Çünkü hayret, direnişin ilk kıvılcımıdır.
Alışmamak, kabullenmemek, baş eğmemektir.
Bu hayret bizde oldukça, hâlâ bir umut vardır.
Ama dikkat:
Hayrete alışan, felaketi normalleştirir.
Ve bu meslek artık daha fazla normalmiş gibi davranmayı kaldıramaz.
Ama bu hayret bizi durdurmasın. Çünkü bu şaşkınlık, içten bir silkinişin, uyanışın habercisidir.
7. Yokluk ve Hiçlik Vadisi
Egosunu bırakan, omzuna mesleği alır.
Burada ne sosyal medya takipçin konuşur, ne sattığın dermokozmetik sayısı.
Burada sadece vicdan konuşur.
“Ben bilirim” diyen susar, “biz birlikte öğreniyoruz” öne çıkar.

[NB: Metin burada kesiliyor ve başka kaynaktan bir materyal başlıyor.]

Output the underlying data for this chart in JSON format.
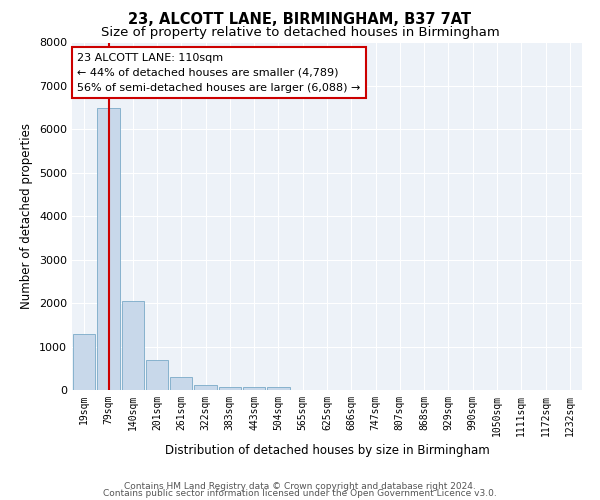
{
  "title": "23, ALCOTT LANE, BIRMINGHAM, B37 7AT",
  "subtitle": "Size of property relative to detached houses in Birmingham",
  "xlabel": "Distribution of detached houses by size in Birmingham",
  "ylabel": "Number of detached properties",
  "bar_color": "#c8d8ea",
  "bar_edge_color": "#7aaac8",
  "property_line_color": "#cc0000",
  "annotation_box_color": "#cc0000",
  "background_color": "#edf2f8",
  "grid_color": "#ffffff",
  "bins": [
    "19sqm",
    "79sqm",
    "140sqm",
    "201sqm",
    "261sqm",
    "322sqm",
    "383sqm",
    "443sqm",
    "504sqm",
    "565sqm",
    "625sqm",
    "686sqm",
    "747sqm",
    "807sqm",
    "868sqm",
    "929sqm",
    "990sqm",
    "1050sqm",
    "1111sqm",
    "1172sqm",
    "1232sqm"
  ],
  "values": [
    1300,
    6500,
    2050,
    680,
    290,
    120,
    75,
    60,
    80,
    0,
    0,
    0,
    0,
    0,
    0,
    0,
    0,
    0,
    0,
    0,
    0
  ],
  "annotation_line1": "23 ALCOTT LANE: 110sqm",
  "annotation_line2": "← 44% of detached houses are smaller (4,789)",
  "annotation_line3": "56% of semi-detached houses are larger (6,088) →",
  "ylim": [
    0,
    8000
  ],
  "yticks": [
    0,
    1000,
    2000,
    3000,
    4000,
    5000,
    6000,
    7000,
    8000
  ],
  "footer_line1": "Contains HM Land Registry data © Crown copyright and database right 2024.",
  "footer_line2": "Contains public sector information licensed under the Open Government Licence v3.0.",
  "title_fontsize": 10.5,
  "subtitle_fontsize": 9.5,
  "axis_label_fontsize": 8.5,
  "tick_fontsize": 7,
  "annotation_fontsize": 8,
  "footer_fontsize": 6.5,
  "property_sqm": 110,
  "bin_start_sqm": [
    19,
    79,
    140,
    201,
    261,
    322,
    383,
    443,
    504,
    565,
    625,
    686,
    747,
    807,
    868,
    929,
    990,
    1050,
    1111,
    1172,
    1232
  ]
}
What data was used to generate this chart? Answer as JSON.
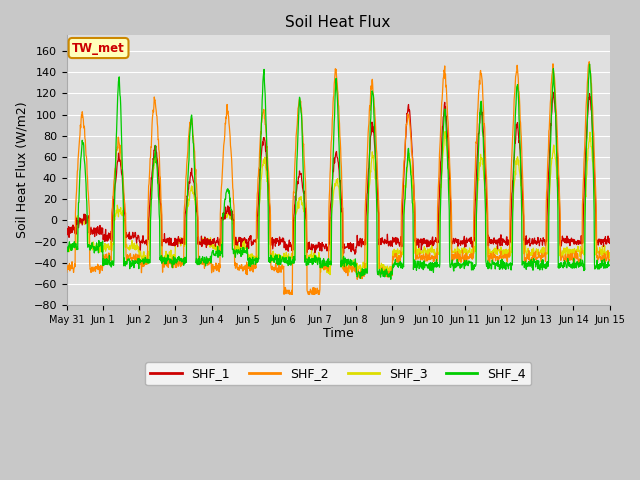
{
  "title": "Soil Heat Flux",
  "xlabel": "Time",
  "ylabel": "Soil Heat Flux (W/m2)",
  "ylim": [
    -80,
    175
  ],
  "yticks": [
    -80,
    -60,
    -40,
    -20,
    0,
    20,
    40,
    60,
    80,
    100,
    120,
    140,
    160
  ],
  "fig_facecolor": "#c8c8c8",
  "plot_facecolor": "#e0e0e0",
  "series_colors": [
    "#cc0000",
    "#ff8800",
    "#dddd00",
    "#00cc00"
  ],
  "series_labels": [
    "SHF_1",
    "SHF_2",
    "SHF_3",
    "SHF_4"
  ],
  "annotation_text": "TW_met",
  "annotation_bg": "#ffffbb",
  "annotation_border": "#cc8800",
  "n_days": 15,
  "points_per_day": 96,
  "xtick_labels": [
    "May 31",
    "Jun 1",
    "Jun 2",
    "Jun 3",
    "Jun 4",
    "Jun 5",
    "Jun 6",
    "Jun 7",
    "Jun 8",
    "Jun 9",
    "Jun 10",
    "Jun 11",
    "Jun 12",
    "Jun 13",
    "Jun 14",
    "Jun 15"
  ],
  "day_peaks": {
    "shf1": [
      0,
      60,
      70,
      45,
      10,
      80,
      45,
      65,
      90,
      110,
      110,
      105,
      90,
      120,
      120
    ],
    "shf2": [
      100,
      75,
      115,
      96,
      105,
      105,
      115,
      142,
      130,
      100,
      142,
      140,
      145,
      145,
      150
    ],
    "shf3": [
      0,
      10,
      60,
      30,
      5,
      60,
      20,
      40,
      60,
      60,
      80,
      60,
      60,
      70,
      80
    ],
    "shf4": [
      75,
      135,
      65,
      100,
      30,
      140,
      115,
      130,
      125,
      65,
      105,
      110,
      130,
      140,
      150
    ]
  },
  "night_levels": {
    "shf1": [
      -10,
      -15,
      -20,
      -20,
      -20,
      -20,
      -25,
      -25,
      -20,
      -20,
      -20,
      -20,
      -20,
      -20,
      -20
    ],
    "shf2": [
      -45,
      -35,
      -40,
      -40,
      -45,
      -45,
      -68,
      -45,
      -50,
      -35,
      -35,
      -35,
      -35,
      -35,
      -35
    ],
    "shf3": [
      -25,
      -25,
      -35,
      -20,
      -25,
      -35,
      -35,
      -45,
      -45,
      -30,
      -30,
      -30,
      -30,
      -30,
      -30
    ],
    "shf4": [
      -25,
      -40,
      -38,
      -38,
      -30,
      -38,
      -38,
      -40,
      -50,
      -42,
      -42,
      -42,
      -42,
      -42,
      -42
    ]
  }
}
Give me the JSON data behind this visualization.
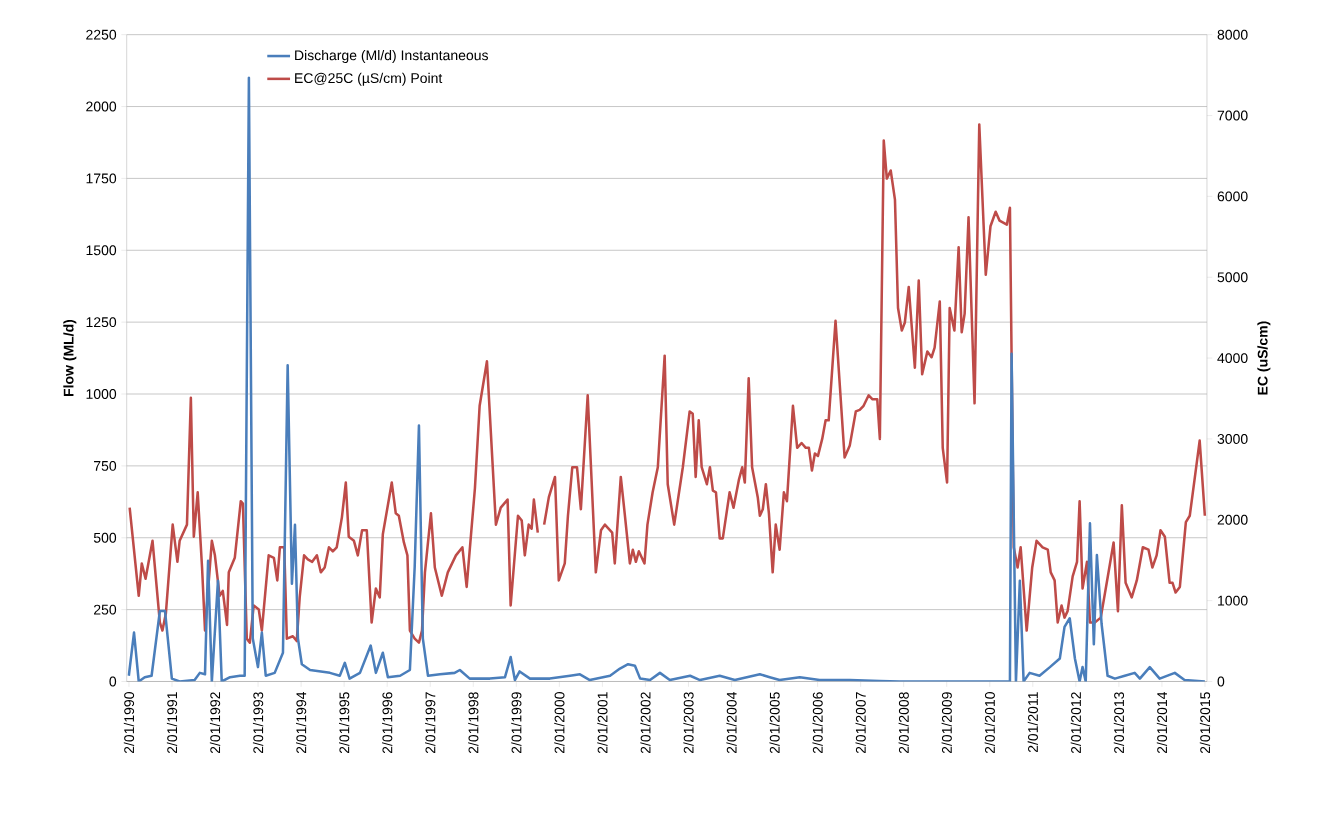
{
  "chart_data": {
    "type": "line",
    "ylabel": "Flow (ML/d)",
    "y2label": "EC (uS/cm)",
    "xlim": [
      "1989-12-14",
      "2015-01-19"
    ],
    "xticks": [
      {
        "value": "1990-01-02",
        "label": "2/01/1990"
      },
      {
        "value": "1991-01-02",
        "label": "2/01/1991"
      },
      {
        "value": "1992-01-02",
        "label": "2/01/1992"
      },
      {
        "value": "1993-01-02",
        "label": "2/01/1993"
      },
      {
        "value": "1994-01-02",
        "label": "2/01/1994"
      },
      {
        "value": "1995-01-02",
        "label": "2/01/1995"
      },
      {
        "value": "1996-01-02",
        "label": "2/01/1996"
      },
      {
        "value": "1997-01-02",
        "label": "2/01/1997"
      },
      {
        "value": "1998-01-02",
        "label": "2/01/1998"
      },
      {
        "value": "1999-01-02",
        "label": "2/01/1999"
      },
      {
        "value": "2000-01-02",
        "label": "2/01/2000"
      },
      {
        "value": "2001-01-02",
        "label": "2/01/2001"
      },
      {
        "value": "2002-01-02",
        "label": "2/01/2002"
      },
      {
        "value": "2003-01-02",
        "label": "2/01/2003"
      },
      {
        "value": "2004-01-02",
        "label": "2/01/2004"
      },
      {
        "value": "2005-01-02",
        "label": "2/01/2005"
      },
      {
        "value": "2006-01-02",
        "label": "2/01/2006"
      },
      {
        "value": "2007-01-02",
        "label": "2/01/2007"
      },
      {
        "value": "2008-01-02",
        "label": "2/01/2008"
      },
      {
        "value": "2009-01-02",
        "label": "2/01/2009"
      },
      {
        "value": "2010-01-02",
        "label": "2/01/2010"
      },
      {
        "value": "2011-01-02",
        "label": "2/01/2011"
      },
      {
        "value": "2012-01-02",
        "label": "2/01/2012"
      },
      {
        "value": "2013-01-02",
        "label": "2/01/2013"
      },
      {
        "value": "2014-01-02",
        "label": "2/01/2014"
      },
      {
        "value": "2015-01-02",
        "label": "2/01/2015"
      }
    ],
    "ylim": [
      0,
      2250
    ],
    "yticks": [
      0,
      250,
      500,
      750,
      1000,
      1250,
      1500,
      1750,
      2000,
      2250
    ],
    "y2lim": [
      0,
      8000
    ],
    "y2ticks": [
      0,
      1000,
      2000,
      3000,
      4000,
      5000,
      6000,
      7000,
      8000
    ],
    "grid": "y",
    "legend": "top left",
    "series": [
      {
        "name": "Discharge (Ml/d) Instantaneous",
        "color": "#4a7ebb",
        "axis": "y",
        "x": [
          "1990-01-01",
          "1990-02-14",
          "1990-03-26",
          "1990-05-16",
          "1990-07-13",
          "1990-09-21",
          "1990-11-04",
          "1991-01-01",
          "1991-03-08",
          "1991-07-13",
          "1991-08-26",
          "1991-10-09",
          "1991-11-04",
          "1991-12-06",
          "1992-01-27",
          "1992-02-28",
          "1992-05-09",
          "1992-08-01",
          "1992-09-10",
          "1992-10-16",
          "1992-11-18",
          "1993-01-01",
          "1993-02-03",
          "1993-03-08",
          "1993-05-23",
          "1993-08-01",
          "1993-09-10",
          "1993-10-16",
          "1993-11-11",
          "1993-12-06",
          "1994-01-08",
          "1994-03-19",
          "1994-06-11",
          "1994-09-03",
          "1994-11-26",
          "1995-01-08",
          "1995-02-17",
          "1995-05-16",
          "1995-08-15",
          "1995-09-28",
          "1995-11-26",
          "1996-01-08",
          "1996-04-21",
          "1996-07-13",
          "1996-08-23",
          "1996-09-28",
          "1996-10-31",
          "1996-12-14",
          "1997-03-26",
          "1997-07-28",
          "1997-09-10",
          "1997-12-03",
          "1998-05-23",
          "1998-09-28",
          "1998-11-15",
          "1998-12-21",
          "1999-01-30",
          "1999-04-28",
          "1999-10-13",
          "2000-04-02",
          "2000-06-25",
          "2000-09-17",
          "2001-03-08",
          "2001-05-31",
          "2001-08-08",
          "2001-10-05",
          "2001-11-18",
          "2002-02-10",
          "2002-05-05",
          "2002-07-28",
          "2003-01-16",
          "2003-04-10",
          "2003-09-24",
          "2004-01-30",
          "2004-08-30",
          "2004-11-22",
          "2005-02-14",
          "2005-08-04",
          "2006-01-19",
          "2006-10-02",
          "2007-06-14",
          "2007-11-29",
          "2010-06-22",
          "2010-07-06",
          "2010-08-12",
          "2010-09-14",
          "2010-10-16",
          "2010-12-06",
          "2011-02-28",
          "2011-05-27",
          "2011-08-19",
          "2011-09-28",
          "2011-11-11",
          "2011-12-25",
          "2012-02-03",
          "2012-02-28",
          "2012-03-26",
          "2012-05-01",
          "2012-06-03",
          "2012-06-29",
          "2012-08-08",
          "2012-09-28",
          "2012-11-29",
          "2013-02-21",
          "2013-05-16",
          "2013-06-29",
          "2013-09-21",
          "2013-12-14",
          "2014-04-21",
          "2014-07-13",
          "2015-01-01"
        ],
        "values": [
          20,
          170,
          0,
          15,
          20,
          245,
          245,
          10,
          0,
          5,
          30,
          25,
          420,
          0,
          350,
          0,
          15,
          20,
          20,
          2100,
          150,
          50,
          170,
          20,
          30,
          100,
          1100,
          340,
          545,
          150,
          60,
          40,
          35,
          30,
          20,
          65,
          10,
          30,
          125,
          30,
          100,
          15,
          20,
          40,
          400,
          890,
          150,
          20,
          25,
          30,
          40,
          10,
          10,
          15,
          85,
          5,
          35,
          10,
          10,
          20,
          25,
          5,
          20,
          45,
          60,
          55,
          10,
          5,
          30,
          5,
          20,
          5,
          20,
          5,
          25,
          15,
          5,
          15,
          5,
          5,
          2,
          0,
          0,
          1140,
          0,
          350,
          0,
          30,
          20,
          50,
          80,
          190,
          220,
          80,
          0,
          50,
          0,
          550,
          130,
          440,
          200,
          20,
          10,
          20,
          30,
          10,
          50,
          10,
          30,
          5,
          0
        ]
      },
      {
        "name": "EC@25C (µS/cm) Point",
        "color": "#be4b48",
        "axis": "y2",
        "x": [
          "1990-01-08",
          "1990-03-26",
          "1990-04-21",
          "1990-05-23",
          "1990-07-21",
          "1990-09-21",
          "1990-10-13",
          "1990-11-11",
          "1991-01-08",
          "1991-02-17",
          "1991-03-08",
          "1991-05-09",
          "1991-06-11",
          "1991-07-06",
          "1991-08-08",
          "1991-09-14",
          "1991-10-09",
          "1991-12-06",
          "1992-01-01",
          "1992-02-10",
          "1992-03-08",
          "1992-04-13",
          "1992-04-28",
          "1992-06-18",
          "1992-08-08",
          "1992-08-26",
          "1992-09-28",
          "1992-10-24",
          "1992-11-26",
          "1993-01-08",
          "1993-02-03",
          "1993-04-02",
          "1993-05-16",
          "1993-06-14",
          "1993-07-06",
          "1993-08-12",
          "1993-09-03",
          "1993-10-24",
          "1993-11-26",
          "1993-12-21",
          "1994-01-27",
          "1994-02-28",
          "1994-04-06",
          "1994-05-16",
          "1994-06-18",
          "1994-07-21",
          "1994-08-26",
          "1994-09-28",
          "1994-10-31",
          "1994-12-14",
          "1995-01-16",
          "1995-02-10",
          "1995-03-26",
          "1995-04-28",
          "1995-06-03",
          "1995-07-13",
          "1995-08-23",
          "1995-09-28",
          "1995-10-31",
          "1995-11-26",
          "1996-02-10",
          "1996-03-15",
          "1996-04-10",
          "1996-05-23",
          "1996-06-22",
          "1996-07-13",
          "1996-08-23",
          "1996-09-28",
          "1996-10-24",
          "1996-11-18",
          "1997-01-08",
          "1997-02-10",
          "1997-04-10",
          "1997-05-31",
          "1997-08-08",
          "1997-10-02",
          "1997-11-07",
          "1997-12-14",
          "1998-01-16",
          "1998-02-25",
          "1998-04-28",
          "1998-07-13",
          "1998-08-23",
          "1998-10-20",
          "1998-11-15",
          "1999-01-16",
          "1999-02-17",
          "1999-03-15",
          "1999-04-17",
          "1999-05-12",
          "1999-05-31",
          "1999-07-03",
          "1999-08-01",
          "1999-08-26",
          "1999-10-05",
          "1999-11-26",
          "1999-12-28",
          "2000-02-17",
          "2000-03-15",
          "2000-04-21",
          "2000-05-31",
          "2000-07-03",
          "2000-08-30",
          "2000-11-07",
          "2000-12-21",
          "2001-01-23",
          "2001-03-26",
          "2001-04-17",
          "2001-06-07",
          "2001-07-10",
          "2001-08-23",
          "2001-09-17",
          "2001-10-13",
          "2001-11-07",
          "2001-12-25",
          "2002-01-19",
          "2002-03-04",
          "2002-04-17",
          "2002-06-14",
          "2002-07-10",
          "2002-09-03",
          "2002-11-15",
          "2003-01-12",
          "2003-02-07",
          "2003-03-04",
          "2003-03-30",
          "2003-04-24",
          "2003-06-07",
          "2003-07-03",
          "2003-07-28",
          "2003-08-23",
          "2003-09-24",
          "2003-10-20",
          "2003-12-17",
          "2004-01-19",
          "2004-03-04",
          "2004-04-02",
          "2004-04-24",
          "2004-05-27",
          "2004-06-25",
          "2004-08-12",
          "2004-08-30",
          "2004-09-24",
          "2004-10-20",
          "2004-11-15",
          "2004-12-17",
          "2005-01-12",
          "2005-02-14",
          "2005-03-22",
          "2005-04-17",
          "2005-06-07",
          "2005-07-13",
          "2005-08-19",
          "2005-09-24",
          "2005-10-20",
          "2005-11-15",
          "2005-12-10",
          "2006-01-05",
          "2006-02-10",
          "2006-03-11",
          "2006-04-06",
          "2006-06-03",
          "2006-08-19",
          "2006-10-02",
          "2006-11-22",
          "2006-12-25",
          "2007-01-27",
          "2007-03-11",
          "2007-04-13",
          "2007-05-23",
          "2007-06-14",
          "2007-07-17",
          "2007-08-12",
          "2007-09-14",
          "2007-10-20",
          "2007-11-15",
          "2007-12-17",
          "2008-01-12",
          "2008-02-14",
          "2008-04-06",
          "2008-05-09",
          "2008-06-07",
          "2008-07-21",
          "2008-08-26",
          "2008-09-21",
          "2008-11-04",
          "2008-11-29",
          "2009-01-05",
          "2009-01-27",
          "2009-03-08",
          "2009-04-13",
          "2009-05-09",
          "2009-06-03",
          "2009-07-06",
          "2009-08-26",
          "2009-10-05",
          "2009-11-29",
          "2010-01-08",
          "2010-02-21",
          "2010-03-26",
          "2010-05-27",
          "2010-06-22",
          "2010-07-24",
          "2010-08-26",
          "2010-09-21",
          "2010-11-11",
          "2010-12-28",
          "2011-02-03",
          "2011-03-26",
          "2011-05-09",
          "2011-06-03",
          "2011-07-06",
          "2011-08-01",
          "2011-09-03",
          "2011-09-28",
          "2011-10-24",
          "2011-12-06",
          "2012-01-12",
          "2012-02-03",
          "2012-02-28",
          "2012-04-06",
          "2012-05-01",
          "2012-06-11",
          "2012-08-01",
          "2012-09-24",
          "2012-11-18",
          "2012-12-25",
          "2013-01-27",
          "2013-02-28",
          "2013-04-21",
          "2013-06-03",
          "2013-07-24",
          "2013-09-10",
          "2013-10-13",
          "2013-11-18",
          "2013-12-21",
          "2014-01-27",
          "2014-03-08",
          "2014-04-02",
          "2014-04-28",
          "2014-06-03",
          "2014-07-24",
          "2014-08-26",
          "2014-10-05",
          "2014-11-18",
          "2015-01-01"
        ],
        "values": [
          2150,
          1060,
          1460,
          1270,
          1740,
          730,
          630,
          840,
          1940,
          1480,
          1740,
          1940,
          3510,
          1790,
          2340,
          1410,
          630,
          1740,
          1560,
          1060,
          1120,
          700,
          1350,
          1530,
          2230,
          2200,
          530,
          480,
          940,
          890,
          630,
          1560,
          1530,
          1250,
          1660,
          1660,
          530,
          560,
          500,
          1040,
          1560,
          1510,
          1480,
          1560,
          1350,
          1410,
          1660,
          1610,
          1660,
          2030,
          2460,
          1790,
          1740,
          1560,
          1870,
          1870,
          730,
          1150,
          1040,
          1820,
          2460,
          2080,
          2050,
          1720,
          1560,
          630,
          530,
          480,
          630,
          1350,
          2080,
          1410,
          1060,
          1350,
          1560,
          1660,
          1170,
          1820,
          2390,
          3410,
          3960,
          1940,
          2150,
          2250,
          940,
          2050,
          1990,
          1560,
          1940,
          1890,
          2250,
          1840,
          null,
          1940,
          2280,
          2530,
          1250,
          1460,
          2050,
          2650,
          2650,
          2130,
          3540,
          1350,
          1870,
          1940,
          1840,
          1460,
          2530,
          2080,
          1460,
          1630,
          1480,
          1610,
          1460,
          1940,
          2340,
          2650,
          4030,
          2440,
          1940,
          2650,
          3340,
          3310,
          2530,
          3230,
          2650,
          2440,
          2650,
          2360,
          2340,
          1770,
          1770,
          2340,
          2150,
          2490,
          2650,
          2460,
          3750,
          2650,
          2280,
          2050,
          2130,
          2440,
          2080,
          1350,
          1940,
          1630,
          2340,
          2230,
          3410,
          2890,
          2950,
          2890,
          2890,
          2610,
          2820,
          2790,
          3000,
          3230,
          3230,
          4460,
          2770,
          2920,
          3340,
          3360,
          3410,
          3540,
          3490,
          3490,
          3000,
          6690,
          6220,
          6320,
          5960,
          4620,
          4340,
          4440,
          4880,
          3880,
          4960,
          3800,
          4080,
          4010,
          4130,
          4700,
          2890,
          2460,
          4620,
          4340,
          5370,
          4320,
          4550,
          5740,
          3440,
          6890,
          5030,
          5630,
          5810,
          5700,
          5650,
          5860,
          1660,
          1410,
          1660,
          630,
          1410,
          1740,
          1660,
          1630,
          1350,
          1250,
          730,
          940,
          790,
          870,
          1300,
          1480,
          2230,
          1150,
          1480,
          730,
          730,
          790,
          1250,
          1720,
          870,
          2180,
          1220,
          1040,
          1250,
          1660,
          1630,
          1410,
          1560,
          1870,
          1790,
          1220,
          1220,
          1100,
          1170,
          1970,
          2050,
          2490,
          2980,
          2050
        ]
      }
    ]
  }
}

Yokluk, aslında bir fırsattır:
Kendinle, özünle, niyetinle yüzleşme fırsatı.
“Ben sattım” dönemi biter, “biz iyileştirdik” devri başlar.
Reçeteyi değil, ruhu tamamlayan bir meslek ahlakı doğar burada.
Simurg, gökte değil; omuz omuza yürüyenlerin kalbindedir.
Benliklerden sıyrılmış, “ben yaptım” değil, “biz başardık” diyen bir eczacı topluluğu…
Kendi varlığını halk sağlığına adayan, özveriyi ilke edinmiş meslektaşlar…
Son Söz:
Simurg’un aslında kendileri olduğunu gören kuşlar gibi, biz de fark etmeliyiz:
Aradığımız güç, özümüzdeydi.
Çare biziz.
Umut biziz.
Simurg biziz.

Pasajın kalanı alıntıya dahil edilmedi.